Вечером председатель вышел из номера. Воздух пах одеколоном «Магнолия». Последние лучи солнца красили белый песок в кирпичный цвет. В ветвях деревьев ссорились, устраиваясь на ночлег, скворцы- майны. Через террасу отеля в ресторан, нетерпеливо посматривая на накрытые по-шведски столы, тянулись туристы.
После ужина Костя объявил:
— Завтра поездка в Бериар. Дикая природа, зверье. Обувь — резиновая.
Темнота упала неожиданно, словно наверху, на небе выключили свет. Какая-то планета, поспешавшая вслед за солнцем, раздалась в боках, превратилась в копейку и скатилась за горизонт. Зажглась россыпь мелких звездных лампочек. Млечный Путь поплыл рекой.
Николай с Костей сидели в беседке у воды. Древний океан робко шелестел у их ног.
— Так вы не раздумали ехать в Мадрас? — спросил Костя. — Смотрите, не вляпайтесь в историю. Языка и местных обычаев вы не знаете.
— Не пропаду. Боитесь неприятностей?
— Ничего я не боюсь. Вас убьют, меня уволят — только и всего. Вообще за все время работы у меня была только одна накладка… Работал с группой непальских туристов. Возил их по Волге и Каспию. А они, как назло, оказались религиозной сектой. В поездку по России захватили символ своей веры — деревянный фаллос высотой с человека. Приехали мы в Калмыкию, а там дерево — ценность. Печи сухим навозом топят. Ночью кто-то украл символ, распилил и увез.
Николай хихикнул.
Раздался плеск. Из темноты выплыла лодка. Стоявший в ней во весь рост гребец обмакнул весло в воду. Лодка остановилась. Белая одежда гребца светилась. В темноте он казался духом, всплывшим из пучины вод.
— Фиш? — вопросительно проговорил дух.
— Ноу, нет, — со знанием дела ответил Костя.
— Фрутс? — предложил житель преисподней.
— Не надо фруктов, — посоветовал объевшийся бананами Николай.
— Мадама?
— Мадам тоже не надо.
Лодка растаяла как видение.
— Ого, тлетворное влияние Запада коснулось уже и чистых, наивных туземцев, — сказал Николай. — Европейский сервис. Правда, наша страна по части девочек и лежалых товаров уже перегнала передовые западные страны. Вы давно работаете в этой системе?

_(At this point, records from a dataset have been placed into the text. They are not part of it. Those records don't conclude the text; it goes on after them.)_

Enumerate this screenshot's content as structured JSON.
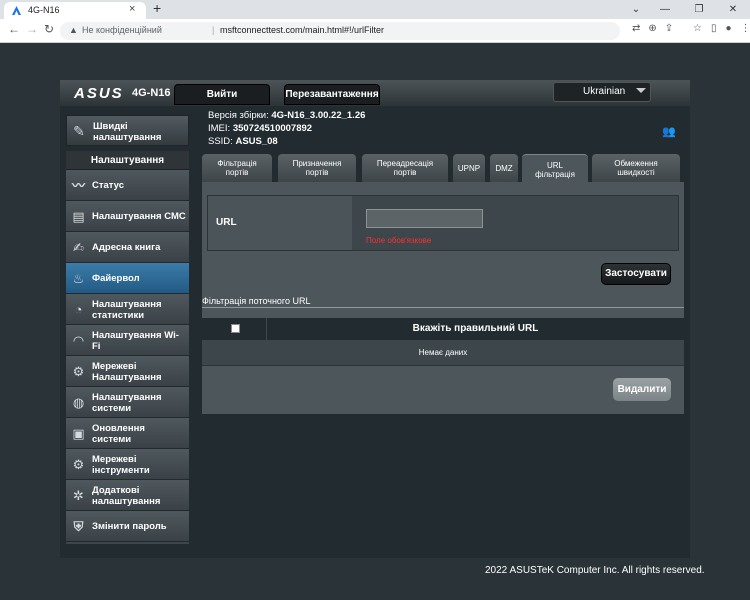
{
  "browser": {
    "tab_title": "4G-N16",
    "tab_close": "×",
    "new_tab": "+",
    "address": {
      "insecure_label": "Не конфіденційний",
      "separator": "|",
      "url": "msftconnecttest.com/main.html#!/urlFilter"
    },
    "icons": [
      "back-icon",
      "forward-icon",
      "reload-icon",
      "warning-icon",
      "translate-icon",
      "zoom-icon",
      "share-icon",
      "star-icon",
      "sidebar-icon",
      "profile-icon",
      "menu-icon"
    ]
  },
  "router": {
    "logo": "ASUS",
    "model": "4G-N16",
    "logout_label": "Вийти",
    "reboot_label": "Перезавантаження",
    "language": "Ukrainian",
    "info": {
      "firmware_label": "Версія збірки:",
      "firmware_value": "4G-N16_3.00.22_1.26",
      "imei_label": "IMEI:",
      "imei_value": "350724510007892",
      "ssid_label": "SSID:",
      "ssid_value": "ASUS_08"
    },
    "quick_setup": {
      "line1": "Швидкі",
      "line2": "налаштування"
    },
    "sidebar": {
      "heading": "Налаштування",
      "items": [
        {
          "line1": "Статус",
          "line2": ""
        },
        {
          "line1": "Налаштування СМС",
          "line2": ""
        },
        {
          "line1": "Адресна книга",
          "line2": ""
        },
        {
          "line1": "Файервол",
          "line2": ""
        },
        {
          "line1": "Налаштування",
          "line2": "статистики"
        },
        {
          "line1": "Налаштування Wi-",
          "line2": "Fi"
        },
        {
          "line1": "Мережеві",
          "line2": "Налаштування"
        },
        {
          "line1": "Налаштування",
          "line2": "системи"
        },
        {
          "line1": "Оновлення",
          "line2": "системи"
        },
        {
          "line1": "Мережеві",
          "line2": "інструменти"
        },
        {
          "line1": "Додаткові",
          "line2": "налаштування"
        },
        {
          "line1": "Змінити пароль",
          "line2": ""
        }
      ]
    },
    "tabs": [
      {
        "line1": "Фільтрація",
        "line2": "портів"
      },
      {
        "line1": "Призначення",
        "line2": "портів"
      },
      {
        "line1": "Переадресація",
        "line2": "портів"
      },
      {
        "line1": "UPNP",
        "line2": ""
      },
      {
        "line1": "DMZ",
        "line2": ""
      },
      {
        "line1": "URL",
        "line2": "фільтрація"
      },
      {
        "line1": "Обмеження",
        "line2": "швидкості"
      }
    ],
    "url_filter": {
      "url_label": "URL",
      "url_value": "",
      "url_hint": "Поле обов'язкове",
      "apply_label": "Застосувати",
      "list_caption": "Фільтрація поточного URL",
      "column_header": "Вкажіть правильний URL",
      "empty_text": "Немає даних",
      "delete_label": "Видалити"
    },
    "copyright": "2022 ASUSTeK Computer Inc. All rights reserved."
  }
}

— Третий год. Попал в нее совершенно случайно. Когда учился в школе все время бросал в кислоту железные опилки. Все думали, что пойду по химии. Но тут ударила перестройка. Химики оказались не нужны. А у отца в инязе был свой человек, пришлось специализироваться на хинди. Вот и катаюсь. Сначала безумно нравилось, а теперь я этих раскрашенных коров и змей в коробках не могу видеть даже во сне. Что значат ваши слова: «моя профессия лежит рядом с профессией литератора»?

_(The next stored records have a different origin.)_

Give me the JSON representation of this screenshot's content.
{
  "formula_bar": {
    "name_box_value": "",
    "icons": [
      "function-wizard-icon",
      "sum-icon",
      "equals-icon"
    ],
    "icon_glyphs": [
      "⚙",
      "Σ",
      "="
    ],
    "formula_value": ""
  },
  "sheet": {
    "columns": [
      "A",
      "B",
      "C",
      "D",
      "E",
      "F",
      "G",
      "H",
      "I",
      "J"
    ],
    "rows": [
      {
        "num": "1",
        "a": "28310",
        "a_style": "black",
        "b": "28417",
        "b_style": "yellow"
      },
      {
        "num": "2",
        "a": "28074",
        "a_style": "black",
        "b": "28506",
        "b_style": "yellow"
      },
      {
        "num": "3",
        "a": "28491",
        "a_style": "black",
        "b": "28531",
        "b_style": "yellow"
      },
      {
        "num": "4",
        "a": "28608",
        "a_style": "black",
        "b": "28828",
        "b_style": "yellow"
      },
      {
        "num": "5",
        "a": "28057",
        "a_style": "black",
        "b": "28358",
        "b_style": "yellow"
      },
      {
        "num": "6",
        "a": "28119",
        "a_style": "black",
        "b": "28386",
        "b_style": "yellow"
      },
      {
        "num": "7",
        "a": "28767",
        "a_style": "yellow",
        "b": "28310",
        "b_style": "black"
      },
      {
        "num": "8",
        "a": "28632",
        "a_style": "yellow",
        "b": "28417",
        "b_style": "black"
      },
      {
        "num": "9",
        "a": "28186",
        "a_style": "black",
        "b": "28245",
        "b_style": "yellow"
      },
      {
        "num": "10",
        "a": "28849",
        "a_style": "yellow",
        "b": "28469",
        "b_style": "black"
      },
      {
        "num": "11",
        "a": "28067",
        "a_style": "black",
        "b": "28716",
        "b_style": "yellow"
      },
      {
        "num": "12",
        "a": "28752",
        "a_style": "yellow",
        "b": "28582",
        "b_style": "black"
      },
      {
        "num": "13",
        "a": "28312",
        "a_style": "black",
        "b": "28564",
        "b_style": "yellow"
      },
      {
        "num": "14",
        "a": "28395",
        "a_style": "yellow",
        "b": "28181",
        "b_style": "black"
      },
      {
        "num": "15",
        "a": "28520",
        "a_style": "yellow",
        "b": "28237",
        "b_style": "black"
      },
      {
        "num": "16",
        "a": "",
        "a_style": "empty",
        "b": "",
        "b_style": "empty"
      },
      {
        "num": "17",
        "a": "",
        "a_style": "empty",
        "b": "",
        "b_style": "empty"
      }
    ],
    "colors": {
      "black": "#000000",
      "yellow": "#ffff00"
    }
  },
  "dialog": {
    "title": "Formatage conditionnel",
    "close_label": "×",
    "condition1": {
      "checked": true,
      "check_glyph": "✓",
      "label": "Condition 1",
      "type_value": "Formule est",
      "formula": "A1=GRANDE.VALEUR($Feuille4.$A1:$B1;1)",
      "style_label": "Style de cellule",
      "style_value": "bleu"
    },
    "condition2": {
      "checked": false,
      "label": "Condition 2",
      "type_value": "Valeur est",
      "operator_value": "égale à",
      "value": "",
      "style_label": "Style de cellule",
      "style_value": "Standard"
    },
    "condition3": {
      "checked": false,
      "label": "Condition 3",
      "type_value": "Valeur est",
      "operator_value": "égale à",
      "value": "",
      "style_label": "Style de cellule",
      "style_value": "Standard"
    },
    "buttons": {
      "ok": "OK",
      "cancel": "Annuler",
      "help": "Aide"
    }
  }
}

— Как вам сказать?! Управляю домом, населенным людьми, которые до сих пор называют себя поэтами и прозаиками. Вымирающие животные, вроде птеродактилей.
В номере под потолком около лампочки спиной вниз повисла ящерица. Она висела, держась за потолок. Вместо коготков на ее пальцах были присоски. Повисев, ящерица спустилась по стене и юркнула в щель в полу.

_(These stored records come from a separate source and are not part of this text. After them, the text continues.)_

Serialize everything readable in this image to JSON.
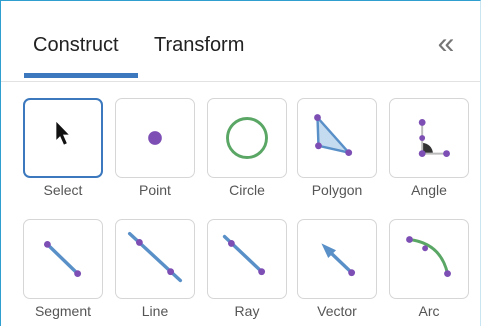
{
  "tabs": {
    "construct": "Construct",
    "transform": "Transform",
    "collapse_glyph": "«"
  },
  "tools": [
    {
      "id": "select",
      "label": "Select",
      "icon": "arrow-cursor-icon",
      "selected": true
    },
    {
      "id": "point",
      "label": "Point",
      "icon": "point-icon"
    },
    {
      "id": "circle",
      "label": "Circle",
      "icon": "circle-icon"
    },
    {
      "id": "polygon",
      "label": "Polygon",
      "icon": "polygon-icon"
    },
    {
      "id": "angle",
      "label": "Angle",
      "icon": "angle-icon"
    },
    {
      "id": "segment",
      "label": "Segment",
      "icon": "segment-icon"
    },
    {
      "id": "line",
      "label": "Line",
      "icon": "line-icon"
    },
    {
      "id": "ray",
      "label": "Ray",
      "icon": "ray-icon"
    },
    {
      "id": "vector",
      "label": "Vector",
      "icon": "vector-icon"
    },
    {
      "id": "arc",
      "label": "Arc",
      "icon": "arc-icon"
    }
  ],
  "colors": {
    "accent": "#3b78bd",
    "point_purple": "#7d4fb5",
    "green": "#5aa765",
    "line_blue": "#5a90c8",
    "fill_blue": "#c5dcf0"
  }
}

Председатель товарищества вытянулся на койке и заснул тревожным сном. Это был сон человека, которому в ближайший день предстоит узнать, остался ли у него хотя бы один шанс.
Повторим: ночь перед решающей поездкой в Мадрас Николай спал тревожно. Ему снились река, всплывший около Адмиралтейства Шпенглер и сожительница Кочегарова с арбузом. Арбуз она принесла на вокзал встречать суженого. Не успел поезд с Кочегаровым подойти к перрону, как сон кончился. Полез и вовсе вздор: персиковый чиновник из мэрии на фоне игривой греческой скульптуры, вдова Крандылевского с тараканом в зубах и беглый Наседкин, копающий себе могилу на кладбище Сарыка-мыш в Турции.
— Бред какой-то, — сказал Николай, просыпаясь. — Не надо так волноваться. Будь что будет. Утро-то какое славное!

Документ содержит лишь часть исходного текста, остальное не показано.